Silicon Valley’s ‘small team’ moment benefits from AI
In numerous sectors, managing a large team is a demonstration of capability. A substantial workforce indicates a significant budget, reflecting the strength of your organization and its capacity to drive initiatives forward. Recently, within the realm of start-ups, certain founders have been touting their ability to achieve greater outcomes with a reduced workforce. Silicon Valley has adopted the concept of “tiny teams,” highlighting impressive revenue-to-worker ratios and clusters of “high agency” employees, each of whom accomplishes significant tasks with the aid of artificial intelligence. A platform promoting itself as the “tiny teams hall of fame,” serving as a directory for such enterprises, has attracted notable media interest. Dan Shipper, the operator of the media start-up Recently, a new term has emerged to describe the phenomenon — the “two-slice team,” which comprises a single individual alongside AI tools. The concept draws inspiration from Jeff Bezos’ “two pizza rule,” a principle established two decades ago suggesting that teams at Amazon should remain small enough to be fed with just two pizzas.
Currently, Shipper contends that merely two slices of pizza suffice. The individual has the capacity to consume both; the AI agent, however, does not experience hunger. “One person can now do so much more” than in the past, Shipper stated in an interview. At his start-up, multiple products — such as an AI writing tool and an AI file organiser — are overseen by individual employees, who may seek assistance from colleagues throughout the organisation when necessary. This strategy, he contends, allows his small, nascent start-up to develop a range of products in a manner that “used to only be available to really big companies with huge budgets.” It may seem counterintuitive, he noted, yet the strategy has enabled him to increase overall hiring, resulting in an expansion to over 20 employees this year. He stated that without the AI-heavy, two-slice team approach, “we would be a much smaller company because we would not have been able to build any of the stuff that has caused our growth.”

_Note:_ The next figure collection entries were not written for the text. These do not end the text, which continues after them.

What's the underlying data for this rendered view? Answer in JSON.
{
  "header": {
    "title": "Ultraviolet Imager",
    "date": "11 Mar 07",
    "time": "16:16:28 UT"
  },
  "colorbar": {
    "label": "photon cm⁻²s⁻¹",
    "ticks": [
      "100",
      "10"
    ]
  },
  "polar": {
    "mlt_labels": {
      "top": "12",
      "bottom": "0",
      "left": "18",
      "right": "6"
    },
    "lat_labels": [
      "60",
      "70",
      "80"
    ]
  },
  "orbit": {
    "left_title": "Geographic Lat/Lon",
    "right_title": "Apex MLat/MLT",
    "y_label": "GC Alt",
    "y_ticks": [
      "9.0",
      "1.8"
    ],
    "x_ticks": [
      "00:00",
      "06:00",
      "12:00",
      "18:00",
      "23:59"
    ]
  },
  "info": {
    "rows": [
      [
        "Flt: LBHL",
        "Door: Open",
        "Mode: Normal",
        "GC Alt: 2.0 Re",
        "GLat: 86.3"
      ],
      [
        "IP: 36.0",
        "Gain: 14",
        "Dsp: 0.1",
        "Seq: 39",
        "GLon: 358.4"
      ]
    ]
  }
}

Certain business leaders are issuing bold forecasts regarding small teams. Sam Altman, the chief executive of OpenAI, has indicated that the emergence of a one-person firm achieving a billion-dollar valuation may be imminent. Shipper’s perspective, however, is more nuanced. He envisions companies reorganizing into smaller units, each managed by one or a few individuals, preferably avoiding widespread layoffs. Trade-offs between large and small organizations have always existed. While extensive teams might face challenges in communication and achieving consensus on shared objectives, they “excel at solving problems,” noted Dashun Wang. “Small teams identify challenges that require resolution.”
In his 2019 research regarding team sizes in science and technology, he discovered that smaller teams are more likely to generate new ideas, whereas larger teams excel at refining and developing existing concepts. One format, he stated, is not inherently superior to the other. Even the most modest assembly of individuals will unite people possessing diverse skills and viewpoints. However, Wang observed that any expansion of a solo team is now likely to involve ChatGPT or Claude. A potential drawback of small teams that depend on AI is that “now suddenly they look a lot similar, because they, in some sense, have collaborated with the same person” (who, of course, is not actually a person). The new teammates are unable to partake in pizza. Humans, nonetheless, continue to possess the ability and engage in such actions.